I need to count a bunch of βthingsβ in Kassandra. I need to increment the counts ~ 100-200 every few seconds or so.
However, I need to count different "things."
In order not to read something twice, I set the key in CF, which the program reads before increasing the counter, for example. sort of:
result = get cf[key]; if (result == NULL){ set cf[key][x] = 1; incr counter_cf[key][x]; }
However, this read operation significantly slows down the operation of the cluster. I tried to reduce reading using multiple columns, for example. sort of:
result = get cf[key]; if (result[key1]){ set cf[key1][x] = 1; incr counter_cf[key1][x]; } if (result[key2]){ set cf[key2][x] = 1; incr counter_cf[key2][x]; } //etc....

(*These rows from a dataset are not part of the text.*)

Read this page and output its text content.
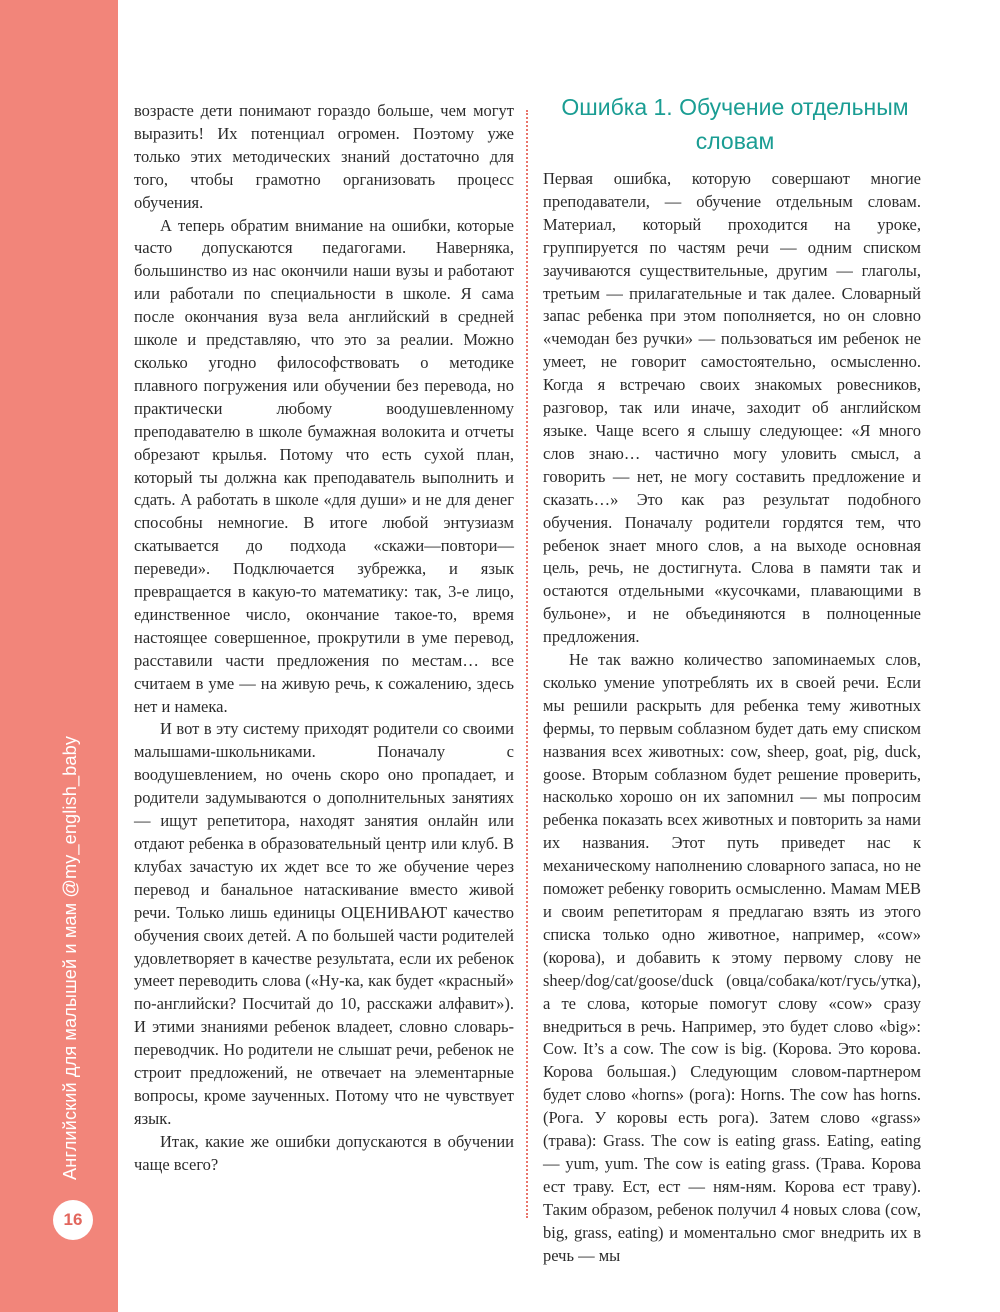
Английский для малышей и мам @my_english_baby
16

возрасте дети понимают гораздо больше, чем могут выразить! Их потенциал огромен. Поэтому уже только этих методических знаний достаточно для того, чтобы грамотно организовать процесс обучения.

А теперь обратим внимание на ошибки, которые часто допускаются педагогами. Наверняка, большинство из нас окончили наши вузы и работают или работали по специальности в школе. Я сама после окончания вуза вела английский в средней школе и представляю, что это за реалии. Можно сколько угодно философствовать о методике плавного погружения или обучении без перевода, но практически любому воодушевленному преподавателю в школе бумажная волокита и отчеты обрезают крылья. Потому что есть сухой план, который ты должна как преподаватель выполнить и сдать. А работать в школе «для души» и не для денег способны немногие. В итоге любой энтузиазм скатывается до подхода «скажи—повтори—переведи». Подключается зубрежка, и язык превращается в какую-то математику: так, 3-е лицо, единственное число, окончание такое-то, время настоящее совершенное, прокрутили в уме перевод, расставили части предложения по местам… все считаем в уме — на живую речь, к сожалению, здесь нет и намека.

И вот в эту систему приходят родители со своими малышами-школьниками. Поначалу с воодушевлением, но очень скоро оно пропадает, и родители задумываются о дополнительных занятиях — ищут репетитора, находят занятия онлайн или отдают ребенка в образовательный центр или клуб. В клубах зачастую их ждет все то же обучение через перевод и банальное натаскивание вместо живой речи. Только лишь единицы ОЦЕНИВАЮТ качество обучения своих детей. А по большей части родителей удовлетворяет в качестве результата, если их ребенок умеет переводить слова («Ну-ка, как будет «красный» по-английски? Посчитай до 10, расскажи алфавит»). И этими знаниями ребенок владеет, словно словарь-переводчик. Но родители не слышат речи, ребенок не строит предложений, не отвечает на элементарные вопросы, кроме заученных. Потому что не чувствует язык.

Итак, какие же ошибки допускаются в обучении чаще всего?

Ошибка 1. Обучение отдельным словам

Первая ошибка, которую совершают многие преподаватели, — обучение отдельным словам. Материал, который проходится на уроке, группируется по частям речи — одним списком заучиваются существительные, другим — глаголы, третьим — прилагательные и так далее. Словарный запас ребенка при этом пополняется, но он словно «чемодан без ручки» — пользоваться им ребенок не умеет, не говорит самостоятельно, осмысленно. Когда я встречаю своих знакомых ровесников, разговор, так или иначе, заходит об английском языке. Чаще всего я слышу следующее: «Я много слов знаю… частично могу уловить смысл, а говорить — нет, не могу составить предложение и сказать…» Это как раз результат подобного обучения. Поначалу родители гордятся тем, что ребенок знает много слов, а на выходе основная цель, речь, не достигнута. Слова в памяти так и остаются отдельными «кусочками, плавающими в бульоне», и не объединяются в полноценные предложения.

Не так важно количество запоминаемых слов, сколько умение употреблять их в своей речи. Если мы решили раскрыть для ребенка тему животных фермы, то первым соблазном будет дать ему списком названия всех животных: cow, sheep, goat, pig, duck, goose. Вторым соблазном будет решение проверить, насколько хорошо он их запомнил — мы попросим ребенка показать всех животных и повторить за нами их названия. Этот путь приведет нас к механическому наполнению словарного запаса, но не поможет ребенку говорить осмысленно. Мамам МЕВ и своим репетиторам я предлагаю взять из этого списка только одно животное, например, «cow» (корова), и добавить к этому первому слову не sheep/dog/cat/goose/duck (овца/собака/кот/гусь/утка), а те слова, которые помогут слову «cow» сразу внедриться в речь. Например, это будет слово «big»: Cow. It’s a cow. The cow is big. (Корова. Это корова. Корова большая.) Следующим словом-партнером будет слово «horns» (рога): Horns. The cow has horns. (Рога. У коровы есть рога). Затем слово «grass» (трава): Grass. The cow is eating grass. Eating, eating — yum, yum. The cow is eating grass. (Трава. Корова ест траву. Ест, ест — ням-ням. Корова ест траву). Таким образом, ребенок получил 4 новых слова (cow, big, grass, eating) и моментально смог внедрить их в речь — мы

Then I reduced the number of reads from 200+ to about 5-6, but it still slows down the cluster.
I donβt need an exact calculation, but I canβt use bit masks, nor color filters, because there will be 1M +++ counters, and some can move more than 4,000,000,000.
I am aware of Hyper_Log_Log counting, but I see no easy way to use it with so many counters (1M +++).
I'm currently thinking of using Tokyo Cabinet as an external key / value store, but this solution, if it works, will not be as scalable as Cassandra.